Se la comicità e l’irriverenza sono quelle tipiche degli sketch del Saturday Night Live (e la presenza nel cast di Maya Rudolph, Elizabeth Banks e della stessa McCarthy sembrano essere molto più di un indizio), Pupazzi senza gloria segue inevitabilmente la scia grottesca e provocatoria di Ted, l’orsacchiotto alcolizzato e sessuomane ideato da Ted MacFarlane, e di Sausage Party – Vita segreta di una salsiccia, il cartone animato esplicito e scurrile scritto da Seth Rogen e Jonah Hill che nel 2016 scandalizzò il pubblico dando vita agli alimenti in vendita in un supermercato.
Tuttavia, la trama rimanda all’ormai mitologico Chi ha incastrato Roger Rabbit di Robert Zemeckis, che per primo nel 1988 ibridò realtà e fantasia (cioè esseri umani e cartoon) indagando su un caso che aveva a che fare con il torbido che si cela dietro l’industria dello spettacolo. Come accade in Roger Rabbit, anche in Happytime Murders i caratteri più complessi sono assegnati ai non-umani: è vero, anche l’agente Connie Edwards ha i propri demoni da affrontare (così come ce li aveva Eddie Valiant), ma l’introspezione e l’approfondimento poggiano tutte sui demoni che tormentano Phil Phillips e la combriccola che gli ruota attorno. Sono le persone ad essere delle caricature, non i pupazzi.
La legge (non) è uguale per tutti
Per quanto si resti dichiaratamente e orgogliosamente sul registro della comicità e della demenzialità, Pupazzi senza gloria si permette anche di affrontare alcune tematiche sociali scottanti e di stringente attualità, sempre attraverso il grimaldello della satira e dei doppi sensi. In cima alla lista c’è il razzismo, perché in questa Los Angeles alternativa, nonostante la legge sia uguale per tutti, i puppets sono comunque discriminati e trattati con diffidenza (ogni allusione ai conflitti fra bianchi e afro-americani non è puramente casuale).

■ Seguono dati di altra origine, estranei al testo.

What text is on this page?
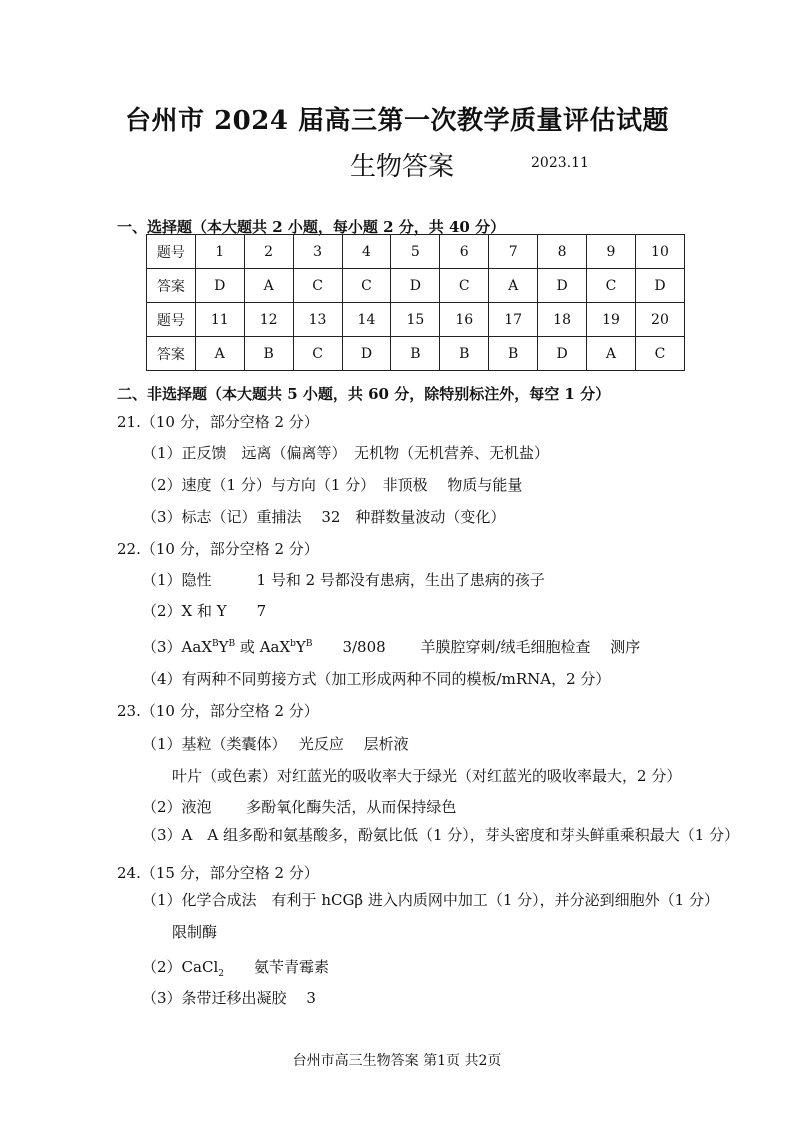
台州市 2024 届高三第一次教学质量评估试题
生物答案	2023.11
一、选择题（本大题共 2 小题，每小题 2 分，共 40 分）
题号	1	2	3	4	5	6	7	8	9	10
答案	D	A	C	C	D	C	A	D	C	D
题号	11	12	13	14	15	16	17	18	19	20
答案	A	B	C	D	B	B	B	D	A	C
二、非选择题（本大题共 5 小题，共 60 分，除特别标注外，每空 1 分）
21.（10 分，部分空格 2 分）
（1）正反馈　远离（偏离等）　无机物（无机营养、无机盐）
（2）速度（1 分）与方向（1 分）　非顶极　 物质与能量
（3）标志（记）重捕法　 32　种群数量波动（变化）
22.（10 分，部分空格 2 分）
（1）隐性　　　1 号和 2 号都没有患病，生出了患病的孩子
（2）X 和 Y　　7
$(3)AaX^BY^B$ 或 $AaX^bY^B$　　3/808　　 羊膜腔穿刺/绒毛细胞检查　 测序
（4）有两种不同剪接方式（加工形成两种不同的模板/mRNA，2 分）
23.（10 分，部分空格 2 分）
（1）基粒（类囊体）　 光反应　 层析液
叶片（或色素）对红蓝光的吸收率大于绿光（对红蓝光的吸收率最大，2 分）
（2）液泡　　 多酚氧化酶失活，从而保持绿色
（3）A　A 组多酚和氨基酸多，酚氨比低（1 分），芽头密度和芽头鲜重乘积最大（1 分）
24.（15 分，部分空格 2 分）
（1）化学合成法　有利于 hCGβ 进入内质网中加工（1 分），并分泌到细胞外（1 分）
限制酶
（2）CaCl$_2$　　氨苄青霉素
（3）条带迁移出凝胶　 3
台州市高三生物答案 第1页 共2页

In questo campionario morbidoso e pupazzesco, che mescola l’alto dei riferimenti alla contemporaneità e il basso della gag da avanspettacolo e che per gli stessi motivi può risultare imbarazzante e respingente per i detrattori ed estremamente divertente e irriverente per gli estimatori, spicca anche una azzeccata scelta per il doppiaggio: in italiano la voce del protagonista è affidata a Maccio Capatonda, che porta con sé buona parte del repertorio parodico e nonsense che l’ha reso famoso in questi anni. E allora diciamolo: “Questa è una gabbia di matti, c’è da uscire pupazzi!”.